Rede ou escada

Nesta semana, em dois debates nos EUA – na Universidade do Texas, Austin, e na Universidade de Harvard, Boston – pude perceber como a idéia da Bolsa-Escola se espalhou pelo mundo, chamada genericamente de Transferência Condicionada de Renda, mas mantendo o registro do seu primeiro nome, iniciado em Brasília. Tive a oportunidade de notar que o programa tem sido decisivo para a criação de uma Rede de Proteção Social para atender a população pobre. E essa rede está surtindo resultados.

Os dois palestrantes principais em Austin – o ex-presidente Zedillo, que começou o projeto no México em 1997, e eu próprio, que iniciei no Distrito Federal em 1995 – apresentamos a origem, a lógica e o papel dos programas de transferência condicionada de renda. Todos os apresentadores de diversos países mostraram os resultados positivos na redução da pobreza no continente. Com dados rigorosos, o professor brasileiro Ricardo Paes de Barros mostrou que, no Brasil, a renda dos mais pobres vem crescendo em ritmo muito maior do que a renda dos mais ricos e, segundo ele, a principal causa disso tem sido a Bolsa-Escola, ou Bolsa Família.

É gratificante ver a idéia consolidada internacionalmente, com resultados positivos e com sua origem brasiliense reconhecida.

Os dados mostram com clareza uma redução na concentração da renda. Mas não mostram o fato de que, muito provavelmente, esteja aumentando a desigualdade no acesso aos serviços públicos de saúde, educação, habitação, segurança, e também na perspectiva de futuro. Mesmo que essas variáveis estejam melhorando para os pobres, estão melhorando muito mais para os ricos. Uma criança pobre vai à escola – o que é uma melhora, pois seus pais não iam. Mas os ricos vão à escola, fazem estágios no exterior, aprendem idiomas, ficam mais tempo na escola, dispõem de equipamentos modernos, fazem pós-graduação. O mesmo vale para os cuidados com a saúde, para o conforto na habitação. Estão melhorando para os pobres, mas para os ricos melhoram mais. O resultado é que, mesmo com menor desigualdade na renda, os pobres enfrentam hoje uma brecha maior na qualidade de vida em relação aos ricos.

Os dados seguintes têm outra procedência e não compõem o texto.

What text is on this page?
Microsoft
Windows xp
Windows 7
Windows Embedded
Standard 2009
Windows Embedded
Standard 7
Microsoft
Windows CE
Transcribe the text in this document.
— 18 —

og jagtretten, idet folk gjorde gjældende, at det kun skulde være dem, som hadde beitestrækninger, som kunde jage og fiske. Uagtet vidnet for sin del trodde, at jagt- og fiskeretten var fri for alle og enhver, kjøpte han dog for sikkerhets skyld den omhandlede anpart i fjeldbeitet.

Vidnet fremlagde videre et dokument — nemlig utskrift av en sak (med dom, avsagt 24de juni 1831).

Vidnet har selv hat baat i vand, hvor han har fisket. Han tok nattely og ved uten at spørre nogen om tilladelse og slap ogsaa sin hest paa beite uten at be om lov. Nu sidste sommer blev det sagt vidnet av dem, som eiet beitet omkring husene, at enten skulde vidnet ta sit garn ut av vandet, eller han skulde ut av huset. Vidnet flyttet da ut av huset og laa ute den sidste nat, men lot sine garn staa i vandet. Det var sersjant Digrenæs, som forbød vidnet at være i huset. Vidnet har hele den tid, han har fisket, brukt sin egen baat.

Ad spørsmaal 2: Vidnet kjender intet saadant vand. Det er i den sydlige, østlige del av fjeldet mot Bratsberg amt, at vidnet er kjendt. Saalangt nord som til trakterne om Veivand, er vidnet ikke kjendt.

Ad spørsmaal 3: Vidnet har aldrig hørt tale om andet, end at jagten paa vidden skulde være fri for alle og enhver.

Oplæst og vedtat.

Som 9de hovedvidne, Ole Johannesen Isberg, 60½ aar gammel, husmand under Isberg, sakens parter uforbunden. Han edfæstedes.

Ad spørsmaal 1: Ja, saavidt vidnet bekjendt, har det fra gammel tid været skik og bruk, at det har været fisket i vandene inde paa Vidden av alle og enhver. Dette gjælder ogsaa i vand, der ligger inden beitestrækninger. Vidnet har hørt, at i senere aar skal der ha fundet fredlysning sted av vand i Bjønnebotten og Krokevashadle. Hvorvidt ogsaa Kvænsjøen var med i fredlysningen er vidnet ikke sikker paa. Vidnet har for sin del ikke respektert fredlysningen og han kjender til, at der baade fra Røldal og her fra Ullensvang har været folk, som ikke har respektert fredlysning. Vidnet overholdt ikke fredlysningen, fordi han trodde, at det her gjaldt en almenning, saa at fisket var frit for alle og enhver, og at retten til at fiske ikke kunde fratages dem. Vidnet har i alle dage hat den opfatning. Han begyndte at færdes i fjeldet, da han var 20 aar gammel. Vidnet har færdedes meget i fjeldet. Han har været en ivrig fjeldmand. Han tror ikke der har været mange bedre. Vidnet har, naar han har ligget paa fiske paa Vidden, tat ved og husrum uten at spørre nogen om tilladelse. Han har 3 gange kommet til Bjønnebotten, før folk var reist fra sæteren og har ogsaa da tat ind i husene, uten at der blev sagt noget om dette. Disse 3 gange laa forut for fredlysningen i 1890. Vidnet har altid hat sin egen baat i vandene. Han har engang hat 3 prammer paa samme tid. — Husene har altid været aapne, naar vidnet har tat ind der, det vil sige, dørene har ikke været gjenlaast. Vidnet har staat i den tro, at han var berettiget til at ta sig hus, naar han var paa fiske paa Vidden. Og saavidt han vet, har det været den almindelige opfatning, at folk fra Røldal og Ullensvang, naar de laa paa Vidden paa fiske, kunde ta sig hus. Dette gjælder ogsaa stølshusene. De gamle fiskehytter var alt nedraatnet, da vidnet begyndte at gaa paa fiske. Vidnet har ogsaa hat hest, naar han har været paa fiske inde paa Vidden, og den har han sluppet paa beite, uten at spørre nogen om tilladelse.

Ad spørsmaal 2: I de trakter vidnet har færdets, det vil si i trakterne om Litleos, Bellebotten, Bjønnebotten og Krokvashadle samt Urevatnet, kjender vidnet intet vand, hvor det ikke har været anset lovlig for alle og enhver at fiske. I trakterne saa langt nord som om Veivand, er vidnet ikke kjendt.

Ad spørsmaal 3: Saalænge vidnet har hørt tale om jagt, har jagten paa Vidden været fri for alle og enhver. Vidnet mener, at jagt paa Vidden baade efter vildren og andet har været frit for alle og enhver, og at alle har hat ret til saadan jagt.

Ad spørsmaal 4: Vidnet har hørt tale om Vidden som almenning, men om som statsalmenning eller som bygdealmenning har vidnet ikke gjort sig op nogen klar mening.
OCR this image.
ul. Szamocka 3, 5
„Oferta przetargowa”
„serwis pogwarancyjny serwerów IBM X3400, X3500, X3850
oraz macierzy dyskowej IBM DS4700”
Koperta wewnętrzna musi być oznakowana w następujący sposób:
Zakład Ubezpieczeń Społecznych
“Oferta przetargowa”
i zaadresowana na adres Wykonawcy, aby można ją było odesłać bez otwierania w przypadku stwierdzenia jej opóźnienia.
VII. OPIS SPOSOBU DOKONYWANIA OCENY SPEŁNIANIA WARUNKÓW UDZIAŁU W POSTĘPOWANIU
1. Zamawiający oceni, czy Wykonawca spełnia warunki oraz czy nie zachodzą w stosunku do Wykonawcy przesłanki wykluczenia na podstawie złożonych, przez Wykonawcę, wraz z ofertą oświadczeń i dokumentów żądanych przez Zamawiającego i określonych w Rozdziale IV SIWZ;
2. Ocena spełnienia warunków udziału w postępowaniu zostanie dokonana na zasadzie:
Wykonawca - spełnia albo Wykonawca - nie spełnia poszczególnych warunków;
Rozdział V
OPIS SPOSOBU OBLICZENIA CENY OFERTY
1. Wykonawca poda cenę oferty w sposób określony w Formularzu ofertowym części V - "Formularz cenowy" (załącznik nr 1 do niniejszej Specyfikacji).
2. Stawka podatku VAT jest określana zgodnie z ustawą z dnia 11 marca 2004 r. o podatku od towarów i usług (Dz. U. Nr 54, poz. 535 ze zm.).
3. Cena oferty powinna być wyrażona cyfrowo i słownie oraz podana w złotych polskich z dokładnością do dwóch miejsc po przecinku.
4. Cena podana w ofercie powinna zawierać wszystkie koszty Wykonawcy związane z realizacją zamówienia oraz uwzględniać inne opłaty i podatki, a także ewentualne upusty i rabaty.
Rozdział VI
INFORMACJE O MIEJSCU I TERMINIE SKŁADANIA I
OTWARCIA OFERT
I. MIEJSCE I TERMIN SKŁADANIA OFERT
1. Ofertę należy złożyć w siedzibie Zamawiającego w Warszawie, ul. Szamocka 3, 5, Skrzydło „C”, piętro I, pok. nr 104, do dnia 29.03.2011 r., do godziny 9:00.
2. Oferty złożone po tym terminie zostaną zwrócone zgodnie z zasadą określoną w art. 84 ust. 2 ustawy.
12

Esses resultados permitem uma reflexão sobre o duplo significado de “redução da pobreza”: por um lado, redução nas necessidades essenciais dos pobres, especialmente comida; por outro, redução no número de pobres. Mesmo reconhecendo o valor na redução da tragédia em que vivem os pobres, o propósito deve ser reduzir o número dos que vivem na pobreza e não apenas o tamanho da penúria que sofrem.

A primeira opção é a da “rede” de proteção, mantendo os pobres em situação de pobreza protegida. A segunda é da “escada”, oferecida para que os pobres saltem de uma situação de exclusão para a de inclusão social. O desafio está em saber como evoluir da necessidade da rede de proteção para a oferta de uma escada de ascensão.

O mundo tem, hoje, quase 20 milhões de famílias protegidas pela rede de proteção do tipo Bolsa-Escola, mas elas não têm acesso a educação de qualidade: única forma de trocar a rede pela escada. Por isso, a mudança da política de rede para a política de escada deve se basear na garantia de educação com a mesma qualidade para todos. Só essa revolução vai permitir enfrentar com seriedade, ética e dignidade o problema da pobreza. A Bolsa-Escola, no seu início, tinha essa perspectiva. Era Bolsa (uma rede baseada na transferência de renda) e era Escola (uma escada baseada na educação).

Os seminários nas universidades americanas mostraram que o programa se consolidou, mas sofreu mudanças que o descaracterizaram, se concentraram na transferência de renda, contentando-se com a busca de uma rede de proteção, abandonando a busca de uma escada de ascensão. É possível que a escada surja como simples evolução da rede. Afinal, há até pouco tempo a própria idéia da Bolsa-Escola era repudiada, como política compensatória. Mas é possível que a tentação de ficar no mais simples dificulte o salto que vai ser necessário: da “rede” para a “escada”.